I was in the front of the aerobics room, a dozen students watching me. I positioned my elbows underneath my shoulders and placed my palms on the floor. I lifted into a plank, making sure to keep a neutral spine and straight back. I pushed through the back of my heels and breathed.
1, 2, 3, 4.
My trunk muscles began to shake. I could feel my low back collapsing and my shoulders rounding.
5, 6, 7, 8.
I wanted the class to hold the abdominal exercise for 30 seconds and, 10 seconds in, I didn't think I could make it. I brought my knees to the floor, improvising to show everyone the different levels – tabletop, on tops of the thighs and on the toes. I encouraged everyone to find their own challenge.

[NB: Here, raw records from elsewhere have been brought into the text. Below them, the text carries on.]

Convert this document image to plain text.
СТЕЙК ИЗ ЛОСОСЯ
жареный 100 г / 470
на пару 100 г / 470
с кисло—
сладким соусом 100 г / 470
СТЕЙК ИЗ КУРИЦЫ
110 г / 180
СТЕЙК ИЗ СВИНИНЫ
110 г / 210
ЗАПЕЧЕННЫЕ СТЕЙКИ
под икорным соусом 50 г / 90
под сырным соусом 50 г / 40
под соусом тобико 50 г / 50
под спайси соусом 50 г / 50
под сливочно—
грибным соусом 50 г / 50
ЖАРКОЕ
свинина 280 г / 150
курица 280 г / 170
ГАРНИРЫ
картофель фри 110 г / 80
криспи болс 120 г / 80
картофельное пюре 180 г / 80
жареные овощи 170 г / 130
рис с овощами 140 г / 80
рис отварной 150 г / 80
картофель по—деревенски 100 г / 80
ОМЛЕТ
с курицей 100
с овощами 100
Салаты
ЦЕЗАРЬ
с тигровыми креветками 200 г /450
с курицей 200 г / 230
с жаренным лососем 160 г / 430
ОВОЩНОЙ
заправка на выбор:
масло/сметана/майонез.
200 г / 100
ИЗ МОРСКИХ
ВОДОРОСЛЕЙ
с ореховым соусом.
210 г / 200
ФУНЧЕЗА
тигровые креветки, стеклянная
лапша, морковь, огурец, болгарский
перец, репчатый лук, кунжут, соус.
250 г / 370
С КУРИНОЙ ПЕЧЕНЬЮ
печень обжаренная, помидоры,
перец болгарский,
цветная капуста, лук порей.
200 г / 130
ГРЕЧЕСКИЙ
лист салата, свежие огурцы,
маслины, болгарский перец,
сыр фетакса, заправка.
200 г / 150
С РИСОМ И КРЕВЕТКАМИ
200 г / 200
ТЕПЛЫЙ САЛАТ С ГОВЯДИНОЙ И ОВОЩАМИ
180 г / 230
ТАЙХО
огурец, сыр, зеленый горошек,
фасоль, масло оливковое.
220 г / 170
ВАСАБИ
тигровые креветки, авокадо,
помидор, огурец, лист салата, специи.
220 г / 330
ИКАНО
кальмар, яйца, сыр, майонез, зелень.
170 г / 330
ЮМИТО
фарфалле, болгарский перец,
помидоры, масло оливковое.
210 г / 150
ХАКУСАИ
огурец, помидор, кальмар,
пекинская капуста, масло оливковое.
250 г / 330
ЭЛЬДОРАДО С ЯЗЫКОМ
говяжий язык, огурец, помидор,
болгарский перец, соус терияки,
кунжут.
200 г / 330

I've come a long way from those first few classes after Silas. Plank for 30 seconds can still be a challenge but only because of my class load and general fatigue. The muscular endurance, though, is there. I give credit to a focus on incorporating foundation exercises for the trunk into my classes as they are good for everyone and mixing it up with Pilates-style moves.
Lately, I've found that these exercises make it into nearly every class.
Dead bug. I love this exercise because it is beginner friendly, and it takes the pressure of the low back. It also helps to teach the hips and shoulders to work independently. There are variations to increase the challenge but I often use this one as a warm-up to more challenging core moves.
Single leg stretch. When I came back to group exercise after Silas, we put Piloxing on my schedule for the first time in nearly two years. I found myself borrowing from the format and adding Pilates-inspired moves to many of my classes. I like this one because it works the lower and upper abs while increasing hamstring and upper back flexibility. If you have low back troubles, though, do not do this.
Reverse crunch with straight legs. This exercise targets the lower abs and takes the strain off the neck. (I instruct students to keep their heads on the floor.) This one is all about control, though, and you must lower the legs with intention.
And a note on the pike. I recently acquainted myself with "High Intensity Interval Training for Women" by Sean Bartram who trains the Indianapolis Colts cheerleaders. and love this challenging variation. At the top of the movement open the legs. Close the legs and lower them. Open as hips allow and close. Bring the legs up and repeat.
By the 12th rep, even on the first set, your muscles will be talking to you.
In October, I'm challenging my students to really work on their core, and we'll be trying to advance our planks and increase muscular endurance. I'm excited to see how the foundation we've created will help us during the challenge.
Disclaimer: I am an ACE certified personal trainer and have several group fitness certifications. However, I am not your trainer. If you choose to perform these exercises, you do so at your own risk.